Lo dice l’ultimo Rapporto sulla stabilità finanziaria di Banca d’Italia. Che raccomanda “notevole prudenza” agli istituti di credito nostrani
Il rischio maggiore cui oggi sono esposte le banche consiste nel peggioramento della qualità dei prestiti. Lo ha messo nero su bianco Banca d’Italia nel suo primo Rapporto sulla stabilità finanziaria del 2021, diffuso il 30 aprile scorso. In particolare, via Nazionale nota che quest’anno “il tasso di deterioramento dei prestiti, rimasto pressoché stabile nel corso del 2020, mostra segnali di aumento, in particolare per i prestiti alle imprese operanti nei settori più esposti agli effetti della crisi sanitaria”. In particolare, il flusso di nuovi crediti deteriorati in rapporto ai prestiti in bonis, rimasto pressoché stabile allo 0,9% fino a settembre del 2020, è cresciuto nel quarto trimestre all’1,1%. Inoltre, l’incremento ha riguardato sia i prestiti alle famiglie (dallo 0,9 all’1,0%) sia quelli alle imprese (dall’1,2 all’1,5%). Le rettifiche sui crediti in bonis in crescita hanno contribuito alla forte riduzione della redditività nel 2020 subita dalle banche.
Non solo. La situazione è destinata a peggiorare: le moratorie ancora in essere, la cui incidenza è più alta della media europea, stanno probabilmente “ritardando l’emersione di difficoltà nel rimborso dei prestiti”. Bankitalia prevede che un deterioramento della qualità del credito nel biennio 2021-22 potrebbe generare “perdite su crediti per circa 9 miliardi (lo 0,8%delle attività ponderate per il rischio complessive del sistema bancario)”.
In questo contesto, gli istituti di credito devono “valutare con attenzione, caso per caso, la posizione delle imprese, attivandosi per sostenere quelle con prospettive di ripresa ed effettuando le necessarie riclassificazioni prudenziali e contabili. La situazione di incertezza richiede notevole prudenza e il rafforzamento delle decisioni di accantonamento”, raccomanda Bankitalia.
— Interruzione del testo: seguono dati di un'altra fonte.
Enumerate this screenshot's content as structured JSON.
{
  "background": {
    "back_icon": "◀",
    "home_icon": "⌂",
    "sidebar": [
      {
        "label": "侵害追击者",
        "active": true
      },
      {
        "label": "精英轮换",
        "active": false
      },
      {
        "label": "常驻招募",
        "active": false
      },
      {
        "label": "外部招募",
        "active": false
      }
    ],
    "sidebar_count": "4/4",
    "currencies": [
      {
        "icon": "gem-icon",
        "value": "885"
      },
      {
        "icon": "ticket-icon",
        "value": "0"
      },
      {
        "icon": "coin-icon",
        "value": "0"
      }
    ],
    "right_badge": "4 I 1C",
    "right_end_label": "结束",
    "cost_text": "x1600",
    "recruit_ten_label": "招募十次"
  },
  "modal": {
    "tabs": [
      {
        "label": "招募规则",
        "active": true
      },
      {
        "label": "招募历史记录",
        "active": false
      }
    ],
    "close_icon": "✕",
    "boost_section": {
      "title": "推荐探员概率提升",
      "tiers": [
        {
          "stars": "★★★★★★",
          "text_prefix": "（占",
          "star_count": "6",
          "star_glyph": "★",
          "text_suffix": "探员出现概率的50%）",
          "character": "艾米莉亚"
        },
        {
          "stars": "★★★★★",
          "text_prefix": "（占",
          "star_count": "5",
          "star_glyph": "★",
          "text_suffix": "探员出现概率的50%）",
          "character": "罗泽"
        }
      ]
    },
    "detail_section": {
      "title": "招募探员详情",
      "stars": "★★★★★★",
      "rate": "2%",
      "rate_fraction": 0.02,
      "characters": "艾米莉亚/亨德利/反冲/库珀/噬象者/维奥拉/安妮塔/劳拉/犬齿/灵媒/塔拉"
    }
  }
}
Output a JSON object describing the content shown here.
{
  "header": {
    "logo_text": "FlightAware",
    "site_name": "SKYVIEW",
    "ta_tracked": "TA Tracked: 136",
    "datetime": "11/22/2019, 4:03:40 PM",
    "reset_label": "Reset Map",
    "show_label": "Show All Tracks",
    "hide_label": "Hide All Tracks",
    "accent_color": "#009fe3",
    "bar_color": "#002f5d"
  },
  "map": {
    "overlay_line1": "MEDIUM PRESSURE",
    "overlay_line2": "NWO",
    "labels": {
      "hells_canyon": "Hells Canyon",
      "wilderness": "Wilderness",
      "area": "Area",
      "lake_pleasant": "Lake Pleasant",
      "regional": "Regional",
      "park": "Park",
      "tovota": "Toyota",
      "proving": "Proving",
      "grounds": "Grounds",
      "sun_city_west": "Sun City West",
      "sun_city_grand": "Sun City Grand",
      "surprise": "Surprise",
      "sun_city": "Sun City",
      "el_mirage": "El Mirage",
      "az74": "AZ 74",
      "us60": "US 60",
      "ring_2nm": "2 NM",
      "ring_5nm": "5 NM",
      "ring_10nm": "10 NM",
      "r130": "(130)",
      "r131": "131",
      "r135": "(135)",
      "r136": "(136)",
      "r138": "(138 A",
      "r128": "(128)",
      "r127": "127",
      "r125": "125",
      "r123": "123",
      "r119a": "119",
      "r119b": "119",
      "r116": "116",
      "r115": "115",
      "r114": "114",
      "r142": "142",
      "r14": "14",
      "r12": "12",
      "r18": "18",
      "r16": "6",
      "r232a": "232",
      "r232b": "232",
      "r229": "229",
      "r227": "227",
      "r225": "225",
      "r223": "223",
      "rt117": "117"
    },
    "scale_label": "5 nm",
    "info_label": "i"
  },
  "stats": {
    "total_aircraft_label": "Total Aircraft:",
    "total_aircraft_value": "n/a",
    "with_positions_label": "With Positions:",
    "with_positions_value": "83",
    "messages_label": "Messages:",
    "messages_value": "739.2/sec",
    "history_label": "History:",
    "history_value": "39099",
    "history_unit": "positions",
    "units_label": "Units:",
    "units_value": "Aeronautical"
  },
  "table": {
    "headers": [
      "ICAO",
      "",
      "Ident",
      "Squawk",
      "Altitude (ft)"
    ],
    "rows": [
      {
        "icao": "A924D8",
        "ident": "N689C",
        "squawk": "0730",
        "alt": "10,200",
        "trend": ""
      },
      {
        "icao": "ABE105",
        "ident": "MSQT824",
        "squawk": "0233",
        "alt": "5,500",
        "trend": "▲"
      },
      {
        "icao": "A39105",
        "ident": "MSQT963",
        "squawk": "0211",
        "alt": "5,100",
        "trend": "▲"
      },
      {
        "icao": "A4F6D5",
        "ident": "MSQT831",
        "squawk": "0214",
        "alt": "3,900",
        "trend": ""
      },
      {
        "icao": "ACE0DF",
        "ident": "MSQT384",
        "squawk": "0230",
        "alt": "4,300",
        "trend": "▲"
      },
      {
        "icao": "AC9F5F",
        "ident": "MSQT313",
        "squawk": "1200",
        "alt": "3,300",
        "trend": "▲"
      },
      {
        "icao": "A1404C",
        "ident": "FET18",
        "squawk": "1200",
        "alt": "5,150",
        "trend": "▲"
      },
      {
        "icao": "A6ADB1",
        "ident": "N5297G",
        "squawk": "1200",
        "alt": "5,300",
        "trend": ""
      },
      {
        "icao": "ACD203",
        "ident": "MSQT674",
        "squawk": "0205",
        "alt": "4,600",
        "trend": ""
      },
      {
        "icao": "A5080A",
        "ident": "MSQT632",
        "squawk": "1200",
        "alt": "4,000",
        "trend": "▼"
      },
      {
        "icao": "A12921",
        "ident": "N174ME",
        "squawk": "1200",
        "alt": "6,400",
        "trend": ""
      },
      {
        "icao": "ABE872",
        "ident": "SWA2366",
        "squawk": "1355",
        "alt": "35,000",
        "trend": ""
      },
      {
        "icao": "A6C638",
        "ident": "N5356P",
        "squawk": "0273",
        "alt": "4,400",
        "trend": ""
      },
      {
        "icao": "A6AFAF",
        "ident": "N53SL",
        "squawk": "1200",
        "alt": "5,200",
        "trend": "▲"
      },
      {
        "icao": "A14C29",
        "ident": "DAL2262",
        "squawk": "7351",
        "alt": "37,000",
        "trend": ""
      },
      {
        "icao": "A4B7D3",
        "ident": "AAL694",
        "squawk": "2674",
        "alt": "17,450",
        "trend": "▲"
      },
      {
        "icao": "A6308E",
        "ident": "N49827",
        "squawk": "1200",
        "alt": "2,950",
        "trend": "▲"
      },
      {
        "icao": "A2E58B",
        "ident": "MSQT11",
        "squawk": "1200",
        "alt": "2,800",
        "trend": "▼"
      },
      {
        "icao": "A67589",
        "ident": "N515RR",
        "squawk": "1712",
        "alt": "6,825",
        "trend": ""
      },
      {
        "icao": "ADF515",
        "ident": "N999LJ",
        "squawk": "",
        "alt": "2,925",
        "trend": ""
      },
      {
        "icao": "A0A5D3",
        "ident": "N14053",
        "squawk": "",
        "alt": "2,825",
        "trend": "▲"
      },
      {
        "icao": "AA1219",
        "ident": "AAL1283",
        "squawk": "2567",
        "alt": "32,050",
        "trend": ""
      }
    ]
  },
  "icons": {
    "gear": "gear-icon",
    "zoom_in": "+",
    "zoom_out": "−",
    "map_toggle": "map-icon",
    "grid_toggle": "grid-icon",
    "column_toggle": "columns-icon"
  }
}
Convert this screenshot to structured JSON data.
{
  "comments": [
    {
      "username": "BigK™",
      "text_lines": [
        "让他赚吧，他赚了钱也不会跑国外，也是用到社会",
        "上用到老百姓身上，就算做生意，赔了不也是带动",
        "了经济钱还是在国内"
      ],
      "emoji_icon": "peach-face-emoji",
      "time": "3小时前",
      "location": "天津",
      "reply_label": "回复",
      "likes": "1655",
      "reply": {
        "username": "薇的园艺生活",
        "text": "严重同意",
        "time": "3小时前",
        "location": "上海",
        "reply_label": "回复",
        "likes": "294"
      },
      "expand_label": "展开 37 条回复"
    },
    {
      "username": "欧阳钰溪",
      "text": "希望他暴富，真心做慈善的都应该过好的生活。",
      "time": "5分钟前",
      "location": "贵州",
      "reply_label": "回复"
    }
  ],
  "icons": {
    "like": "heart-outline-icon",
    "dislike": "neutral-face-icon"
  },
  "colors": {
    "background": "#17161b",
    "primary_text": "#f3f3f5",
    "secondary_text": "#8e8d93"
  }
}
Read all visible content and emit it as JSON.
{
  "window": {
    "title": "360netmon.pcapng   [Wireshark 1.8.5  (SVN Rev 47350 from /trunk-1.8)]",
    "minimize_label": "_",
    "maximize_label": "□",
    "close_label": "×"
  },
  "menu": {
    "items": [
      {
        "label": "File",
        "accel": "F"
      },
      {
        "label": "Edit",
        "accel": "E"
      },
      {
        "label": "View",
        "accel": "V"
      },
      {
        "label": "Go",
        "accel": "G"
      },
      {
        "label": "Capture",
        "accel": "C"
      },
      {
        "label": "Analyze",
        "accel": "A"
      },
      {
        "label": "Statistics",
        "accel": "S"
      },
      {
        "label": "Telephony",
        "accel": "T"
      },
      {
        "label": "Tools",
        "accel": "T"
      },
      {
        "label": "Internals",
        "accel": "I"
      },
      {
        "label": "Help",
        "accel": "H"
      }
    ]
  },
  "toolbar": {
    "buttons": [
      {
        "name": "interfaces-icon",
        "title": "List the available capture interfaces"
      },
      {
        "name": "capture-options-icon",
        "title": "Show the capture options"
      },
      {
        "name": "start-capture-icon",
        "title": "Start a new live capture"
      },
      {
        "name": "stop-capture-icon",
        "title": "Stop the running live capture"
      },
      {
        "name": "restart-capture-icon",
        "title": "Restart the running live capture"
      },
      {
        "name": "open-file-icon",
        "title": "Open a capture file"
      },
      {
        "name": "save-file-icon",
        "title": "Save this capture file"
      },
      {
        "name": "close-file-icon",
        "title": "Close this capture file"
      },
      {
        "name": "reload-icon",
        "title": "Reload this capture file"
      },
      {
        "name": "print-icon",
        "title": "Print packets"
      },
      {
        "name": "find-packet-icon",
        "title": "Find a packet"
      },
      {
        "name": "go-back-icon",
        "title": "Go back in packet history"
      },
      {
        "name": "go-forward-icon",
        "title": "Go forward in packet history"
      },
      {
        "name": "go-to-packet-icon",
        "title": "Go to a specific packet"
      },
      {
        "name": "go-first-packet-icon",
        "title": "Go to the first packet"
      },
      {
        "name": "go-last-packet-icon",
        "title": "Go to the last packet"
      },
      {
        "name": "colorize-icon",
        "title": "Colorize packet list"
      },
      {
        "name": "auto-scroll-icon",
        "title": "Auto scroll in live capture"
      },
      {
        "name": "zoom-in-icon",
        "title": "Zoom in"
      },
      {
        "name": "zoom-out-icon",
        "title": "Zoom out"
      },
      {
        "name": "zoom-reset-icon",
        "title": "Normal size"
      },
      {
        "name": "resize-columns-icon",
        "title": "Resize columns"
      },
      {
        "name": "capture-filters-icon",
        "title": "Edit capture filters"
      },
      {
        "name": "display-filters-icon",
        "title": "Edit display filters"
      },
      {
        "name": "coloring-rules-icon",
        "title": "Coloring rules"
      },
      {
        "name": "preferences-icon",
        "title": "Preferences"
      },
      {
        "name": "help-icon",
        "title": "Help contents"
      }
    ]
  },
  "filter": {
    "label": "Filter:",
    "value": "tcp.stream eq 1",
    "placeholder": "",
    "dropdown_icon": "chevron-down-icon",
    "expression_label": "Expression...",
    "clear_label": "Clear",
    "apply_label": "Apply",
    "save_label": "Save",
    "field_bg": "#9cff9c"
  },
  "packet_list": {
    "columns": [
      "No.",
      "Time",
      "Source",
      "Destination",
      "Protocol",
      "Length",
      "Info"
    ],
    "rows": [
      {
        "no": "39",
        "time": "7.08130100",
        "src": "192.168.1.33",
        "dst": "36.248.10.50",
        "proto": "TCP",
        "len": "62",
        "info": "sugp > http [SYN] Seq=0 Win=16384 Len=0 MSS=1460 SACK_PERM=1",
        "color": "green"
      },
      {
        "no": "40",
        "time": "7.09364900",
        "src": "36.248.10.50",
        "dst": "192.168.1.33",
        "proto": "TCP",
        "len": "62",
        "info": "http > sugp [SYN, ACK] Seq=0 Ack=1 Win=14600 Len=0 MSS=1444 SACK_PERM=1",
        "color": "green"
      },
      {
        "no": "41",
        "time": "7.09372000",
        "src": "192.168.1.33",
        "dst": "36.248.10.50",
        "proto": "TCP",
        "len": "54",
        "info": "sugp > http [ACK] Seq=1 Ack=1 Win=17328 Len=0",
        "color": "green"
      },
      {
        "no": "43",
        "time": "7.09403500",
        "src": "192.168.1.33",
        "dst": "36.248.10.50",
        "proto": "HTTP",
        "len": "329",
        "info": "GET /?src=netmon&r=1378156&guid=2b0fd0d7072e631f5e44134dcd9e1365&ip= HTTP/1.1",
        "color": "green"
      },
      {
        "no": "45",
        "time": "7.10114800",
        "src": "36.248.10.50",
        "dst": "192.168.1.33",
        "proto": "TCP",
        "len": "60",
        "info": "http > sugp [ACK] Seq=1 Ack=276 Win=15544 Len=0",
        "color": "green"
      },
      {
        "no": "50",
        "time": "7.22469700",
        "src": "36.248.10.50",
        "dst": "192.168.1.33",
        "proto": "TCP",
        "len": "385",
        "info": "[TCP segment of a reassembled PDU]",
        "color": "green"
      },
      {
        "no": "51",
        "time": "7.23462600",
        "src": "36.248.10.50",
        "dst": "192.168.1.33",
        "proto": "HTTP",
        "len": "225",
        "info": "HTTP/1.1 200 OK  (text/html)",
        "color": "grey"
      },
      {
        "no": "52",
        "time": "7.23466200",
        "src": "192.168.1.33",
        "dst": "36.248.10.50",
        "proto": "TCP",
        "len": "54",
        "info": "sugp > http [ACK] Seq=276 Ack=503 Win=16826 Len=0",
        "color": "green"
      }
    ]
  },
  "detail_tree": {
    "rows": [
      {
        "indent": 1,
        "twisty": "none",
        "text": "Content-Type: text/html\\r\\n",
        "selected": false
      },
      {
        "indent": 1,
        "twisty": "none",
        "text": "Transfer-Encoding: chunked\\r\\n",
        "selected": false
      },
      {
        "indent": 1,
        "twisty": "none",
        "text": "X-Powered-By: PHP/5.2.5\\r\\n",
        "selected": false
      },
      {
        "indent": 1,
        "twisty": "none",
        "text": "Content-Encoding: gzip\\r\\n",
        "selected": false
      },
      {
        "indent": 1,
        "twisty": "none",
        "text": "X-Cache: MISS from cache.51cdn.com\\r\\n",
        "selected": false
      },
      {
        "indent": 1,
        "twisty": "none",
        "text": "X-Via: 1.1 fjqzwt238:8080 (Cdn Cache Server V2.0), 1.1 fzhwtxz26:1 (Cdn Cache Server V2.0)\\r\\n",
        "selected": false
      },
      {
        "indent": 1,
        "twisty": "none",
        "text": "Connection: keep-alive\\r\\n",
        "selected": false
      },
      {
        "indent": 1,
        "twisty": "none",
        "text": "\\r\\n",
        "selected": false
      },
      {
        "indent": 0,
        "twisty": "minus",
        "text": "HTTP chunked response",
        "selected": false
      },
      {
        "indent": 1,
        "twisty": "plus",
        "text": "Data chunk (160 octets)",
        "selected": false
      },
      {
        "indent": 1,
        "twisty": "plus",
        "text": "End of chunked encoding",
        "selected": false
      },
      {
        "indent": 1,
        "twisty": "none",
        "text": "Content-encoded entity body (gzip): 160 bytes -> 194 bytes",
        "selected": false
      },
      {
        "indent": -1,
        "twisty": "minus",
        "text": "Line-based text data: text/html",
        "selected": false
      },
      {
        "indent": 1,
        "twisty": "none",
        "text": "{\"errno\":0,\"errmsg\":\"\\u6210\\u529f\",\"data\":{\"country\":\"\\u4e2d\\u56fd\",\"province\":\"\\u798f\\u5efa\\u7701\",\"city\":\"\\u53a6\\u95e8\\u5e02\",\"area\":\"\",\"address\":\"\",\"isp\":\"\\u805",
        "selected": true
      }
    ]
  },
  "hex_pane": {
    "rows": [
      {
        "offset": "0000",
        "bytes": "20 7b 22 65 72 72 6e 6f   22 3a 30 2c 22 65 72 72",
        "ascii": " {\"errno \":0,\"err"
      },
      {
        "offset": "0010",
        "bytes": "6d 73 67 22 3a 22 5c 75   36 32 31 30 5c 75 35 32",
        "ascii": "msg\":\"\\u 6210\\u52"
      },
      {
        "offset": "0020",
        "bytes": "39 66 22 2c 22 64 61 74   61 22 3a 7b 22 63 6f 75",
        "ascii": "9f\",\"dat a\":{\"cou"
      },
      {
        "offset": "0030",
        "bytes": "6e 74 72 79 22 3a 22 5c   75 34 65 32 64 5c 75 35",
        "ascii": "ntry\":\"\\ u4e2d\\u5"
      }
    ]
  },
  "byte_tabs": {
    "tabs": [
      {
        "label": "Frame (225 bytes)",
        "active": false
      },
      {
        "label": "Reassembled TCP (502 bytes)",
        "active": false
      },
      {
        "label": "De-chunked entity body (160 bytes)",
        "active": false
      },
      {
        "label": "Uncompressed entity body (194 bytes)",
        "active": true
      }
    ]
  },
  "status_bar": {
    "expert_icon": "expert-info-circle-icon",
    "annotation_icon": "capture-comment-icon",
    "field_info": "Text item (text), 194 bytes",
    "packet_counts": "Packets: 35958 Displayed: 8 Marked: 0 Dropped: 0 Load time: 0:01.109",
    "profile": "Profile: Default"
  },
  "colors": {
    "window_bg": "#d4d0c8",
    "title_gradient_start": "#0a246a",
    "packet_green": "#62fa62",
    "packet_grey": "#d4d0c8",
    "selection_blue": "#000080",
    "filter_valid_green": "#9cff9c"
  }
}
Che ha suggerito agli istituti di credito “notevole prudenza” oltre al rafforzamento delle decisioni di accantonamento, soprattutto da parte delle banche meno significative: l’incidenza delle posizioni per cui è stato rilevato un incremento significativo del rischio di credito (classificate nello stadio 2 secondo il principio contabile Ifrs 9) è infatti per questi intermediari inferiore alla media di sistema, nonostante la quota di moratorie ancora in essere sul totale dei prestiti sia maggiore. Una buona notizia: il rapporto di via Nazionale ha registrato un ulteriore miglioramento della patrimonializzazione nel secondo semestre dell’anno. Merito principalmente della ricomposizione delle attività in portafoglio verso esposizioni meno rischiose. Banca d’Italia comunque ha sottolineato che “il divario tra quella media delle banche significative italiane e la patrimonializzazione degli intermediari significativi dei paesi partecipanti all’SSM (Single Supervisory Mechanism, primo pilastro dell’unione bancaria europea, ndr) si è sostanzialmente annullato“.
E’ anche presente una nota di ottimismo nella relazione di via Nazionale: gli indicatori di rischio relativi ai prestiti sono (e rimarranno) ben al di sotto dei picchi registrati durante e dopo l’ultima crisi. Nel 2012-2013, infatti, il tasso di deterioramento dei crediti era attorno al 6-8%, mentre ora siamo nell’ordine del 2%. Un discorso analogo vale per il Net Npl ratio (che misura lo stock dei crediti deteriorati), passato dal 9-10% del 2015 all’attuale 2%. Merito di una politica di derisking portate avanti dagli istituti di credito, anche sotto la spinta dei regolatori europei e che non è stata rallentata dal coronavirus: basti pensare che solo nel 2020, le banche italiane hanno venduto Npl per circa 30 miliardi di euro. Il combinato disposto di questi fattori farà sì che il nuovo aumento dei prestiti a rischio – iniziato nel quarto trimestre dell’anno scorso e destinato ad aggravarsi nei prossimi mesi – sarà comunque gestibile, a patto che le banche restino prudenti.